Software and Private Equity Shares Extend Selloff as AI Hype Meets Valuation Reality
A fresh wave of selling hit US software and private capital stocks this week, extending a broader retreat from technology and alternative investment sectors that had surged through much of 2025 on artificial intelligence optimism.
The selloff comes as finance chiefs at enterprise software companies face mounting pressure to justify premium valuations amid questions about AI's near-term revenue impact. For CFOs overseeing private equity portfolios, the decline adds urgency to an already challenging exit environment, with firms sitting on a record backlog of unsold assets.
The timing is particularly awkward. Just as software companies spent the past year promising that AI features would drive pricing power and margin expansion, investors are now demanding proof. The problem—as any CFO running a SaaS P&L knows—is that "AI-enhanced" often means "we added a chatbot," not "we fundamentally repriced our contracts."
Franklin Templeton's CEO recently warned that AI threatens traditional enterprise software companies, a sentiment that's starting to show up in trading patterns. The concern isn't that AI will replace software—it's that AI might compress the margins that made software such an attractive business in the first place. When your product's main feature can be replicated by a large language model, your pricing power gets interesting fast.

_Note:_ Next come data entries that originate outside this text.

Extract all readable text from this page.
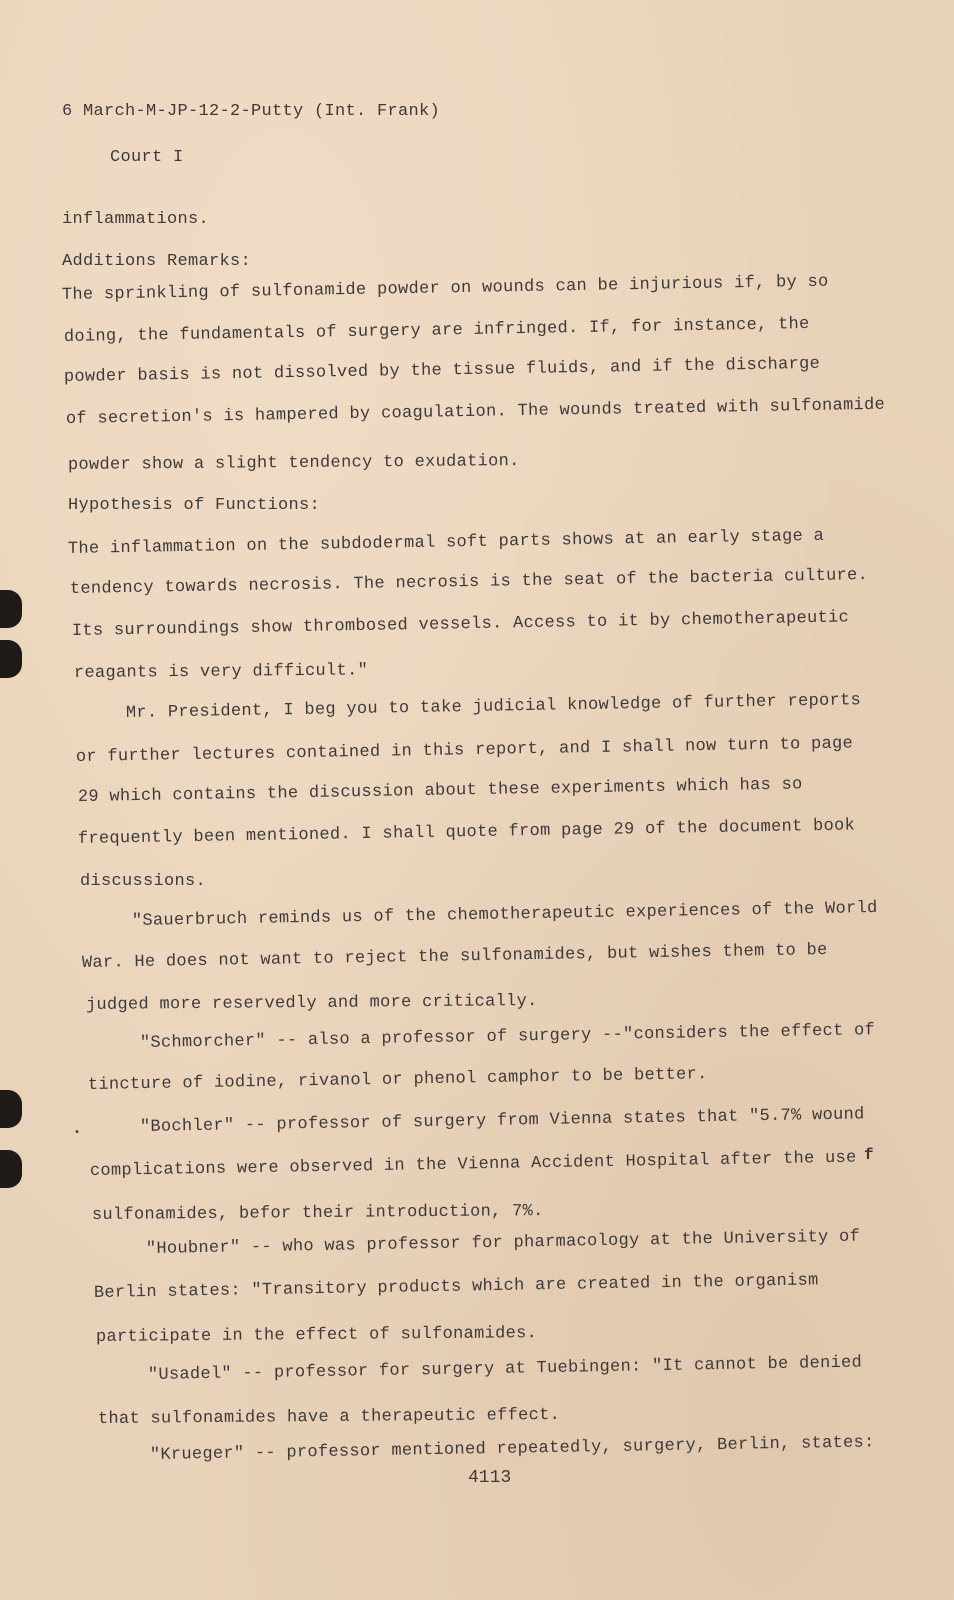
6 March-M-JP-12-2-Putty (Int. Frank)
Court I
inflammations.
Additions Remarks:
The sprinkling of sulfonamide powder on wounds can be injurious if, by so
doing, the fundamentals of surgery are infringed. If, for instance, the
powder basis is not dissolved by the tissue fluids, and if the discharge
of secretion's is hampered by coagulation. The wounds treated with sulfonamide
powder show a slight tendency to exudation.
Hypothesis of Functions:
The inflammation on the subdodermal soft parts shows at an early stage a
tendency towards necrosis. The necrosis is the seat of the bacteria culture.
Its surroundings show thrombosed vessels. Access to it by chemotherapeutic
reagants is very difficult."
Mr. President, I beg you to take judicial knowledge of further reports
or further lectures contained in this report, and I shall now turn to page
29 which contains the discussion about these experiments which has so
frequently been mentioned. I shall quote from page 29 of the document book
discussions.
"Sauerbruch reminds us of the chemotherapeutic experiences of the World
War. He does not want to reject the sulfonamides, but wishes them to be
judged more reservedly and more critically.
"Schmorcher" -- also a professor of surgery --"considers the effect of
tincture of iodine, rivanol or phenol camphor to be better.
"Bochler" -- professor of surgery from Vienna states that "5.7% wound
complications were observed in the Vienna Accident Hospital after the use
sulfonamides, befor their introduction, 7%.
"Houbner" -- who was professor for pharmacology at the University of
Berlin states: "Transitory products which are created in the organism
participate in the effect of sulfonamides.
"Usadel" -- professor for surgery at Tuebingen: "It cannot be denied
that sulfonamides have a therapeutic effect.
"Krueger" -- professor mentioned repeatedly, surgery, Berlin, states:
f
•
4113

For private equity, the selloff compounds an already uncomfortable situation. Private equity firms are struggling to exit investments, creating what sources describe as a record logjam of unsold assets. That's a polite way of saying: the stuff they bought at 2021 prices doesn't look so attractive at 2026 valuations, and the IPO market isn't exactly throwing open its doors.
Here's the thing CFOs need to understand: this isn't just a tech stock correction. It's a repricing of the "AI premium" that got baked into anything with a machine learning model and a SaaS revenue stream. Software multiples expanded on the promise that AI would make these businesses more valuable. Now the market is asking the uncomfortable question: what if AI makes software less scarce, not more?
The private capital angle is messier. These firms have been telling their LPs that exits are just around the corner, that the IPO window will reopen, that strategic buyers are circling. But when your portfolio companies are software businesses getting hit by the same valuation reset, and your own shares are selling off, the math gets harder to explain in quarterly letters.
What makes this particularly relevant for finance leaders is the timing. We're heading into Q1 earnings season, which means CFOs at software companies will need to address this directly. Investors will want to know: Is your AI revenue real? Are customers actually paying more for AI features? Or did you just rebrand your existing product and hope nobody noticed?
The broader pattern here is worth watching. Software and private equity were two of the big beneficiaries of the "everything bubble" that followed the pandemic. Both sectors convinced investors they had special insight into the AI revolution. Now that thesis is being tested, and the market is finding it wanting—or at least, not worth the premium it was paying six months ago.
For CFOs, the question isn't whether to panic. It's whether your company's AI story can survive contact with actual revenue numbers. Because the market just decided it's done taking that on faith.